You never know when the winds of inspiration will go wafting through your soul like a favorite home-cooked meal. People will spend a good long time hammering out songs, putting hammer to anvil, cooling them off for a short time before honing them to perfection, and presenting their bared souls to the festering masses. Unless you are uber-prolific like Ukraine’s Zgard and release album after album, and I mean “four albums and one split in two years” prolific. And now, mastermind Yaromisl has unleashed Contemplation upon us. Will this have you ready for battle, braving the cold winds of war for greater glories, or are you better to sit this one out?
Speaking of winds, that’s how the album starts off with “Highlands” featuring winds blowing, an eagle screeching in the background, a female chanting one syllable (methinks it’s a Casio patch, but can’t confirm this) before going into Drudkh-like blackened pagan riffage, only not as enriching [A metal album that starts with wind? Brilliant! — Steel Druhm]. Yaromisl’s screeching reminds me of a younger Shagrath, only with a more higher, more maniacal pitch. One thing that caught my ear, is the acoustic passage about 3:36 into the song, again with winds and eagles, and some ominous keyboards before the sopilka (flute) appears. Nice. In fact, it’s the moments when the songs go back to folkier roots when Contemplation shines brightest.

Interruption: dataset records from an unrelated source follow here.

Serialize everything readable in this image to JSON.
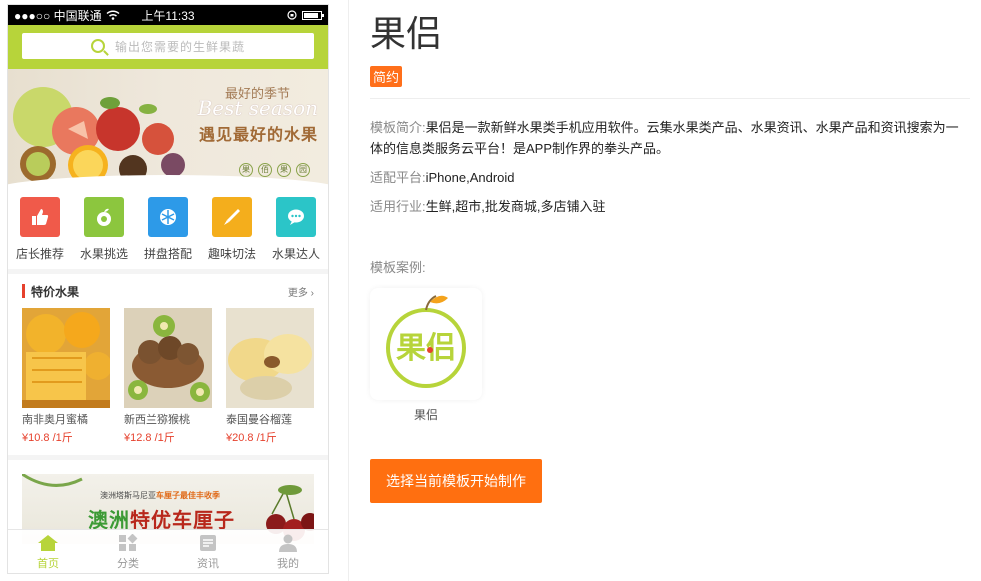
{
  "status_bar": {
    "carrier": "●●●○○ 中国联通",
    "time": "上午11:33"
  },
  "search": {
    "placeholder": "输出您需要的生鲜果蔬"
  },
  "banner": {
    "slogan_top": "最好的季节",
    "slogan_en": "Best season",
    "slogan_main": "遇见最好的水果",
    "badges": [
      "果",
      "佰",
      "果",
      "园"
    ]
  },
  "categories": [
    {
      "label": "店长推荐",
      "icon": "thumbs-up-icon",
      "color": "#f05a4a"
    },
    {
      "label": "水果挑选",
      "icon": "apple-icon",
      "color": "#8cc63e"
    },
    {
      "label": "拼盘搭配",
      "icon": "citrus-slice-icon",
      "color": "#2d9ae8"
    },
    {
      "label": "趣味切法",
      "icon": "knife-icon",
      "color": "#f4ae1c"
    },
    {
      "label": "水果达人",
      "icon": "chat-bubble-icon",
      "color": "#2bc5c8"
    }
  ],
  "special": {
    "title": "特价水果",
    "more": "更多",
    "products": [
      {
        "name": "南非奥月蜜橘",
        "price": "¥10.8 /1斤"
      },
      {
        "name": "新西兰猕猴桃",
        "price": "¥12.8 /1斤"
      },
      {
        "name": "泰国曼谷榴莲",
        "price": "¥20.8 /1斤"
      }
    ]
  },
  "promo": {
    "small_text": "澳洲塔斯马尼亚",
    "small_highlight": "车厘子最佳丰收季",
    "big_text": "澳洲",
    "big_highlight": "特优车厘子"
  },
  "tabs": [
    {
      "label": "首页",
      "icon": "home-icon",
      "active": true
    },
    {
      "label": "分类",
      "icon": "grid-icon",
      "active": false
    },
    {
      "label": "资讯",
      "icon": "document-icon",
      "active": false
    },
    {
      "label": "我的",
      "icon": "user-icon",
      "active": false
    }
  ],
  "details": {
    "title": "果侣",
    "tag": "简约",
    "intro_label": "模板简介:",
    "intro": "果侣是一款新鲜水果类手机应用软件。云集水果类产品、水果资讯、水果产品和资讯搜索为一体的信息类服务云平台！是APP制作界的拳头产品。",
    "platform_label": "适配平台:",
    "platform": "iPhone,Android",
    "industry_label": "适用行业:",
    "industry": "生鲜,超市,批发商城,多店铺入驻",
    "case_label": "模板案例:",
    "case_logo_text": "果侣",
    "case_name": "果侣",
    "cta": "选择当前模板开始制作"
  },
  "colors": {
    "accent_green": "#b7d43a",
    "accent_orange": "#ff6f10",
    "price_red": "#e6412d"
  }
}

And there’s plenty of atmosphere dripping from Contemplation. “Wedge of Cranes” has an almost joyous finale with the sopilka whistling rapturously. “Incarnation Memory” possesses an interesting bounce from the mouth harp and almost Dimmu Borgir-like riff near the beginning before settling to more winds (detect a theme here?), a crackling fire, throat singing, and more ominous keyboards. Hands down the best (and coincidentally longest) track on here would be “Underworld Bells,” featuring (what else) chiming bells played like a welcoming to the next realm, some of the strongest riffing on the album, a beautiful flute melody, and a chorus that can only be described as proud and anthemic, along the lines of the best of Bathory‘s works. The way the bells play off at the end of the song is a fitting way to go for a valiant warrior. Immense stuff. Also, beautiful album art.
So, why the score? Some of this just drags on and on endlessly. Whereas “Underworld Bells” nails the atmosphere to a somber T, other areas could be shortened a little (“Through the Forest,” the title track) or even in half (the meandering instrumental “Silence”). It just feels too damn long. I imagine it’s difficult to edit your work when you are the only one responsible for its creation. Also, the production could be less brickwalled, as there was some serious sizzling going on through headphones at any volume, and on my home speakers, though that may be from the format of the promo copy sent to me. Speaking of production, though, cut back on the sound effects, will ya? You like the wind patch on your keyboard, we get it!
While not a bad record, Contemplation, with a bit of time off and some self-editing (not to mention someone slapping Yaromisl’s hands away from the wind setting on his Roland) could have been a lot more. I gotta say, though, “Underworld Bells” is one helluva song. More like this, please. [I like wind — Steel Druhm].